The ZF-Intarder brake system, which is small enough to integrate into commercial vehicle transmissions, is celebrating a special anniversary after one million units were produced.
The first ZF-Intarder rolled off the production line in 1992. It has proved a hit with commercial vehicle manufacturers and operators – mainly because of its environmental, cost and safety benefits.
The Instarder system is capable of assuming 90 per cent of all braking, while leaving the main service brake still free.
The system is compatible with a huge range of manual and automatic ZF commercial vehicle transmissions including the ZF synchromesh transmissions with 9,12 and 16 gears as well as the automatic AS Tronic, TC Tronic and TraXon transmissions.
Since its introduction to the market, the Intarder system has proved popular with rail and crane manufacturers as well as truck and bus makers.
Winfried Gründler, Head of the Truck & Van Driveline Technology Business Unit in the ZF Commercial Vehicle Technology Division said: “The ZF-Intarder fulfills several requirements simultaneously: it increases comfort and safety, lowers maintenance costs and improves environmental compatibility.”
One of many reasons for the Intarder’s popularity is its compact size. Because it is small, the auxiliary brake can be built into the transmission where it provides additional support for engine braking and relieves stress on the main brake by as much as 90 per cent.
This leaves the main braking system free and cool so that its full capacity can be utilised in emergencies.
Commercial vehicles need instant access to their braking force. When it comes to descending steep slopes, bus and truck drivers need to be confident that their braking force can be applied quickly to stop when necessary.
The high-performance 4,000 Nm brake torque available within one second helps ensure this. ZF claim that this torque can decelerate a 38-ton vehicle with 816 brake horsepower downhill. As well as boosting safety, the system can also reduce wear to brake disks and linings, therefore minimising maintenance costs for operators.

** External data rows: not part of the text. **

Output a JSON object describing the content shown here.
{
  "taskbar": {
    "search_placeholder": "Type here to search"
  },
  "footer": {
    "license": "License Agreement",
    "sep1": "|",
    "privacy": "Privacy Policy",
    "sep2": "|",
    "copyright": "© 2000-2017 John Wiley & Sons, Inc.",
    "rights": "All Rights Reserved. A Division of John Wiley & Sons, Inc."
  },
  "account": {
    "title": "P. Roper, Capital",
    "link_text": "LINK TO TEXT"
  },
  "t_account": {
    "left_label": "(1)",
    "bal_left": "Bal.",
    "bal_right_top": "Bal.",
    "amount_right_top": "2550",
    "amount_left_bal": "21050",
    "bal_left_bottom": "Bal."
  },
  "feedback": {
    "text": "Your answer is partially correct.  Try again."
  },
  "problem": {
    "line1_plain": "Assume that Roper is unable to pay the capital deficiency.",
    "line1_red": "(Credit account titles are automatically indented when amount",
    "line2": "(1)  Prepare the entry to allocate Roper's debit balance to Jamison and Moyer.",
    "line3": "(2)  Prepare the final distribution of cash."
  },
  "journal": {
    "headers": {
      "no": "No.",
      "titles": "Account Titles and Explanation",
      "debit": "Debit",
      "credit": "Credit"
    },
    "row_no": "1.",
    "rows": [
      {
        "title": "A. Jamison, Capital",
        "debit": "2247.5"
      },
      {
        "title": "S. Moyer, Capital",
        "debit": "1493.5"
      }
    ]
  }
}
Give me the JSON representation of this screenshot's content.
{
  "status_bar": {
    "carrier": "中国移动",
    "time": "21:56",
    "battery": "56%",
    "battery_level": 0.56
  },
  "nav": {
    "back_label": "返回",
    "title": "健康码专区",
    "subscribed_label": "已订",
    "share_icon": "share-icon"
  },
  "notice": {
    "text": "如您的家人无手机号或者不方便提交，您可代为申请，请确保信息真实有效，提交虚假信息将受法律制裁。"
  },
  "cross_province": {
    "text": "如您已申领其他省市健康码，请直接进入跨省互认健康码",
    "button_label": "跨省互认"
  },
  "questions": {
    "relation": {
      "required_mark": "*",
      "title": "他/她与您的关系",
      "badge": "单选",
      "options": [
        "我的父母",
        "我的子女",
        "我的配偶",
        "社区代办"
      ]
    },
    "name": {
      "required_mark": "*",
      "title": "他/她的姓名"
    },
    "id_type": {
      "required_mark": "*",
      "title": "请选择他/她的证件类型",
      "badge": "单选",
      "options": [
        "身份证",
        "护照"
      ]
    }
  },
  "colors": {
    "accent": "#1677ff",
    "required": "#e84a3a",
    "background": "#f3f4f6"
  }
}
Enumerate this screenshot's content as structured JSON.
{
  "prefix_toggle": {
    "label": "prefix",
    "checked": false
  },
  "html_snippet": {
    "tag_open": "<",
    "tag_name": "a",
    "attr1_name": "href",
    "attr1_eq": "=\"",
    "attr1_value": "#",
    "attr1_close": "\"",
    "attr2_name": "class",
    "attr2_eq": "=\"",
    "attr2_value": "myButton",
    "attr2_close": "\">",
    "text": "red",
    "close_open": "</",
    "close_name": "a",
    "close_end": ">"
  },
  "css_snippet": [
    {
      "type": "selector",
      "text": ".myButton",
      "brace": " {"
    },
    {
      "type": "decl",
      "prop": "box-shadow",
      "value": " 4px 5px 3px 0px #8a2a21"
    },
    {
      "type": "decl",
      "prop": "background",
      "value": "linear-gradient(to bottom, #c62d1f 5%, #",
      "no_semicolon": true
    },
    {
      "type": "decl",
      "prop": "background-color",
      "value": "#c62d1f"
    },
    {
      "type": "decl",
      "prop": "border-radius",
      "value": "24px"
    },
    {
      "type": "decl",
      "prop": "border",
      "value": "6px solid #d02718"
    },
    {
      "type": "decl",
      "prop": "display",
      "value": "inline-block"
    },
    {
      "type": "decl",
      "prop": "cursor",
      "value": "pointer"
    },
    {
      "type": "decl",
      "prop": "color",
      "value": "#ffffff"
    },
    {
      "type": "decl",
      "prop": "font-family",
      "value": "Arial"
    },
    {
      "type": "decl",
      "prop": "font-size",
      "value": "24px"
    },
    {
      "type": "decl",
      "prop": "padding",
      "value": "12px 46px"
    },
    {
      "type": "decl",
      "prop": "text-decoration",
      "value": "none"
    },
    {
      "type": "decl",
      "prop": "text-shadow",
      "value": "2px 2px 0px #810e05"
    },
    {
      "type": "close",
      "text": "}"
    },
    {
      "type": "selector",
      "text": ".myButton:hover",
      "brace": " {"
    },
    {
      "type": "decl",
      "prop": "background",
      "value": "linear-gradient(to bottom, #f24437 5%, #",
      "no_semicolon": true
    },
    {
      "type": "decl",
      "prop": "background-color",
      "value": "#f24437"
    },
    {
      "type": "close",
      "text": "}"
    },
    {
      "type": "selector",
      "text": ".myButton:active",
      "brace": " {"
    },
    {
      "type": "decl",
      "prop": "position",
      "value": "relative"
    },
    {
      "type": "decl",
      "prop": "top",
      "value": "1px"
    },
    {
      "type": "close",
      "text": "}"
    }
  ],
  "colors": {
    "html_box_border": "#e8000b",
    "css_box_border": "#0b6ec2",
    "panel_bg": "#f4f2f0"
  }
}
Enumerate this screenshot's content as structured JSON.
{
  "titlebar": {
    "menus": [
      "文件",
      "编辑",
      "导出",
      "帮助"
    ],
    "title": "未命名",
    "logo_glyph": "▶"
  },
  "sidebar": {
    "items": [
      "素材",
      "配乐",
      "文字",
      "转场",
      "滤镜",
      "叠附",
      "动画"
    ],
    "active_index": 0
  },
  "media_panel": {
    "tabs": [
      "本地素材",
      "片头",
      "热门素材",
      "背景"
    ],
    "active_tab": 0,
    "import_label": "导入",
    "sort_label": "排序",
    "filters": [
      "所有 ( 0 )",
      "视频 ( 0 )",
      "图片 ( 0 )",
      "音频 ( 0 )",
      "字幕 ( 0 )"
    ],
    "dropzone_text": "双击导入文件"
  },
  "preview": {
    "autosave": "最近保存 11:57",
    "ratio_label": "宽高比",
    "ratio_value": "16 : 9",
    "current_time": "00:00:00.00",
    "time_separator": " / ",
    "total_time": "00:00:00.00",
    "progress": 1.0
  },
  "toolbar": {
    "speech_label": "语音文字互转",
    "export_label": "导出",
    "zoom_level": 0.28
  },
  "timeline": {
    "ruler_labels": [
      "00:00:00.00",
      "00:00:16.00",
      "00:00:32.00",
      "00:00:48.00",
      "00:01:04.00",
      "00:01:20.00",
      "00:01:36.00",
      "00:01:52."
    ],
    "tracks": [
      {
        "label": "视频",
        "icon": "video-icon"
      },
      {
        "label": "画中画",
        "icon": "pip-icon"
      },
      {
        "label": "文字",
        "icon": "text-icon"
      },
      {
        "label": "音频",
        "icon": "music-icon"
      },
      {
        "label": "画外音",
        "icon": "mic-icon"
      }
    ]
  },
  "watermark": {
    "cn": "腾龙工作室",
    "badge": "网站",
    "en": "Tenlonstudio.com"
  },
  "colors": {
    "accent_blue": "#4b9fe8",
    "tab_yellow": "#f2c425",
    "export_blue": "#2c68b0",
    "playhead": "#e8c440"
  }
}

Drivers also benefit from increased comfort. They can set a desired cruising speed and the transmission control unit will take over downhill drive and Intarder activation without input from the driver.
The Intarder system also minimises the creation of brake dust. Over the one million units, ZF estimates that they have saved around 60,000 tons of brake dust.
The one million production mark was only made reachable by significant boost to the volume of production.
“Thanks to high demand, ZF has been able to almost double production capacity in the last eight years,” said Winfried Gründler. “After the start of volume production, it took 16 years to reach half a million Intarders in 2008. Just eight years later, we have been able to make the jump to one million.”